US Company Begins Blockchain-powered Fertilizer Trading
California-based food source assurance startup SafeTraces says it is set to become the first company to combine DNA barcode and blockchain technology to enable fertilizer trading. SafeTraces says it will begin its operations in a NATO member state, and is hoping to expand its operations to Africa, Asia and Europe. The fertilizer, says the company, will be traceable at every stage of its journey to the fields through a blockchain platform, used in conjunction with DNA barcodes that it says will be “stable” for two years – providing for fraud-free trading.

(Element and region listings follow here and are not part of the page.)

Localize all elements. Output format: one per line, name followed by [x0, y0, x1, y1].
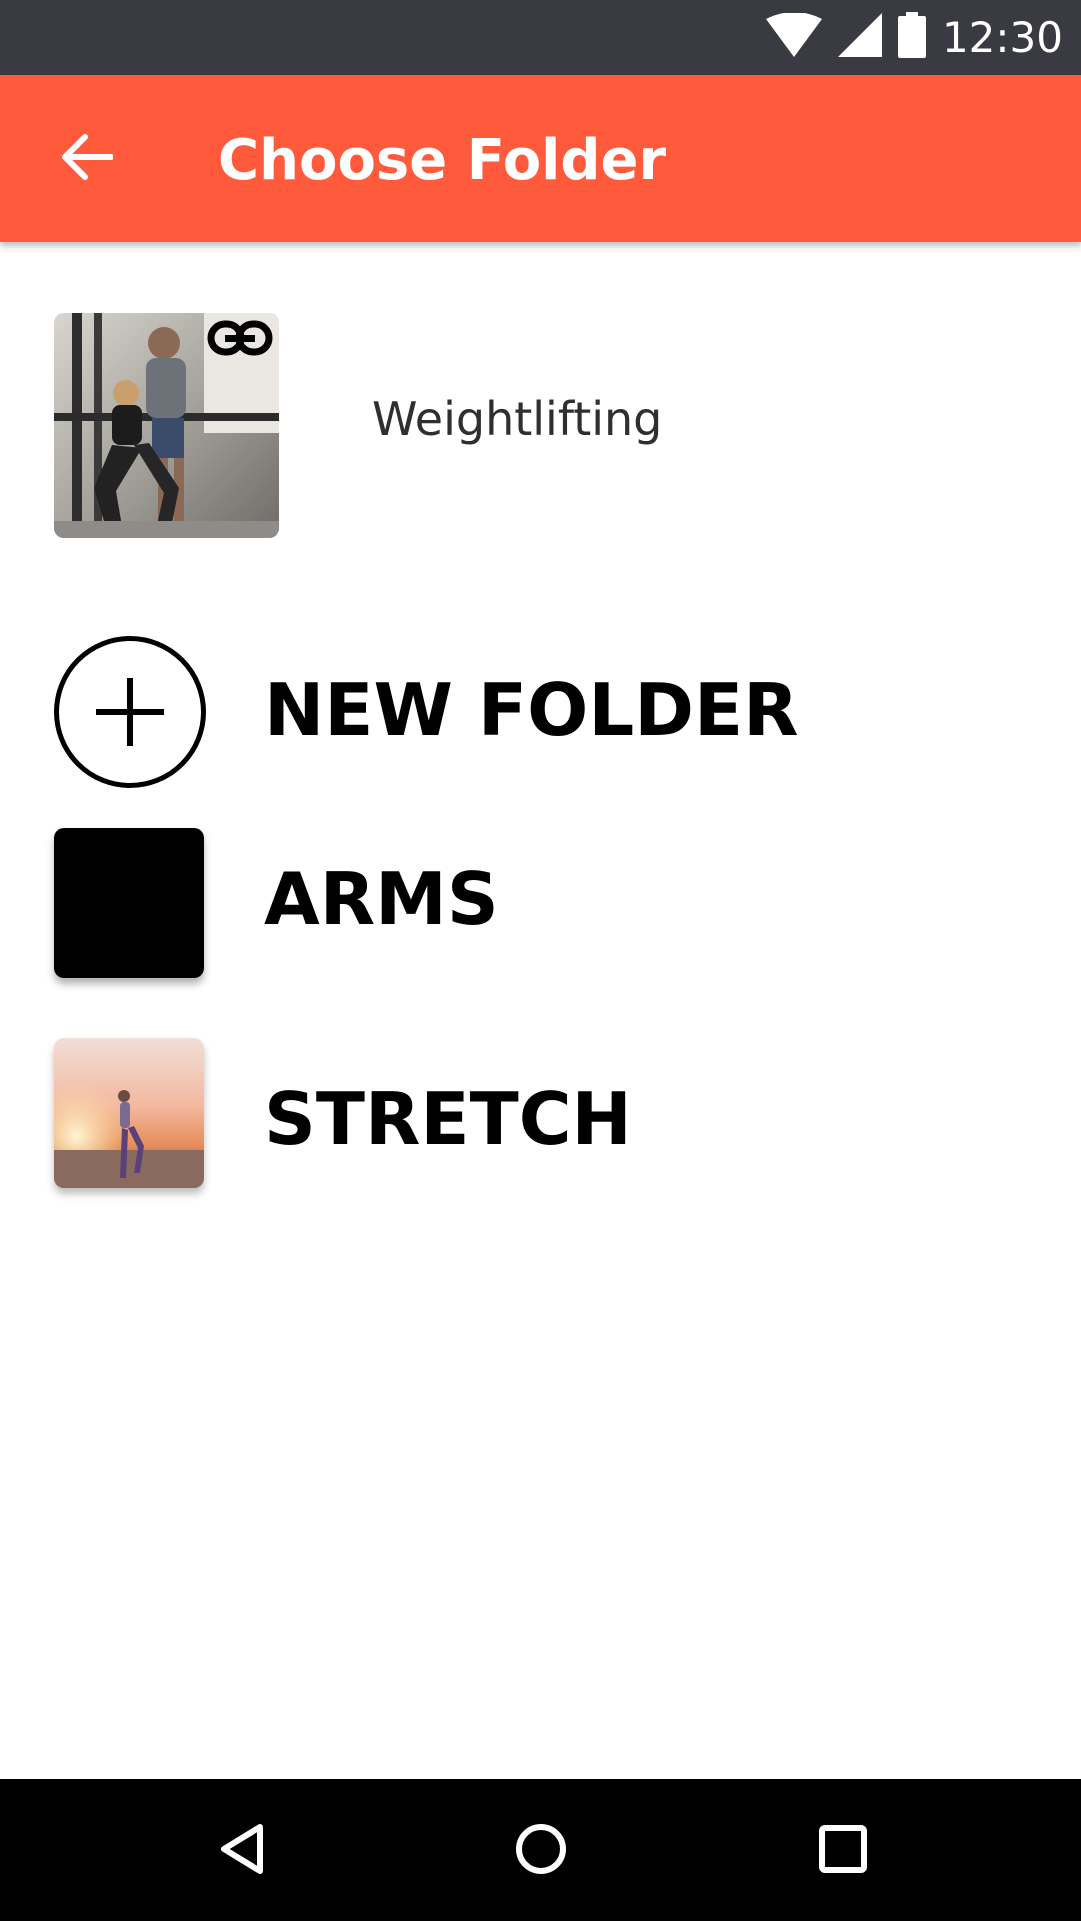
status-time: 12:30 — [941, 13, 1063, 62]
status-bar: 12:30 — [0, 0, 1081, 75]
app-bar: Choose Folder — [0, 75, 1081, 242]
current-folder-thumbnail — [54, 313, 279, 538]
stretch-thumbnail — [54, 1038, 204, 1188]
stretch-photo — [54, 1038, 204, 1188]
nav-back-button[interactable] — [202, 1811, 282, 1891]
system-nav-bar — [0, 1779, 1081, 1921]
new-folder-label: NEW FOLDER — [264, 668, 799, 752]
back-button[interactable] — [52, 130, 122, 188]
back-triangle-icon — [218, 1823, 266, 1880]
plus-circle-icon — [54, 636, 206, 788]
battery-icon — [897, 12, 926, 63]
home-circle-icon — [514, 1822, 568, 1881]
current-folder-name: Weightlifting — [372, 392, 663, 446]
page-title: Choose Folder — [218, 128, 667, 193]
cellular-signal-icon — [837, 13, 882, 62]
nav-recents-button[interactable] — [803, 1811, 883, 1891]
arms-thumbnail — [54, 828, 204, 978]
nav-home-button[interactable] — [501, 1811, 581, 1891]
recents-square-icon — [818, 1824, 868, 1879]
new-folder-button[interactable]: NEW FOLDER — [54, 636, 1014, 788]
folder-item-stretch[interactable]: STRETCH — [54, 1038, 1014, 1188]
folder-label-arms: ARMS — [264, 857, 499, 941]
folder-label-stretch: STRETCH — [264, 1077, 632, 1161]
folder-item-arms[interactable]: ARMS — [54, 828, 1014, 978]
link-icon — [207, 319, 273, 362]
status-icons: 12:30 — [765, 0, 1063, 75]
arrow-left-icon — [61, 133, 114, 185]
wifi-icon — [765, 12, 822, 62]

South Korean Plastic Surgeons Keen on Crypto
Media outlet News1 reports that some of South Korea’s leading plastic surgeons “are actively promoting” their acceptance of bitcoin and other cryptocurrencies to both Korean and overseas customers. The outlet reports that one “famous plastic surgeon” in the Gangnam District of Seoul, has “significantly increased” its patient numbers after announcing that its Chinese customers could pay for treatment in cryptocurrencies. Gangnam is South Korea’s unofficial plastic surgery capital, and is a hotspot for so-called “medical tourists.” News1 notes that cryptocurrencies are “widely known as an efficient payment tool for overseas customers” who would prefer not to disclose their spending habits.

Japanese High-schooler Charged with Crypto Theft
Police in Japan’s Aichi Prefecture have arrested a 3rd-year high school student from Kaizuka-shi, Osaka, on suspicion of stealing 14,800 yen (USD 136) in Monacoin. The student, identified as a 17-year-old male, used a virus to steal a cryptocurrency investor’s password and “illegally acquire” Monacoin funds, per police sources. The theft is believed to have taken place in October last year.
Monacoin, a currency based on a Japanese cat text character, was launched in 2013 and enjoyed a meteoric rise late last year, trading at 2,000 yen before tumbling with to a late-January rate of around 600 yen.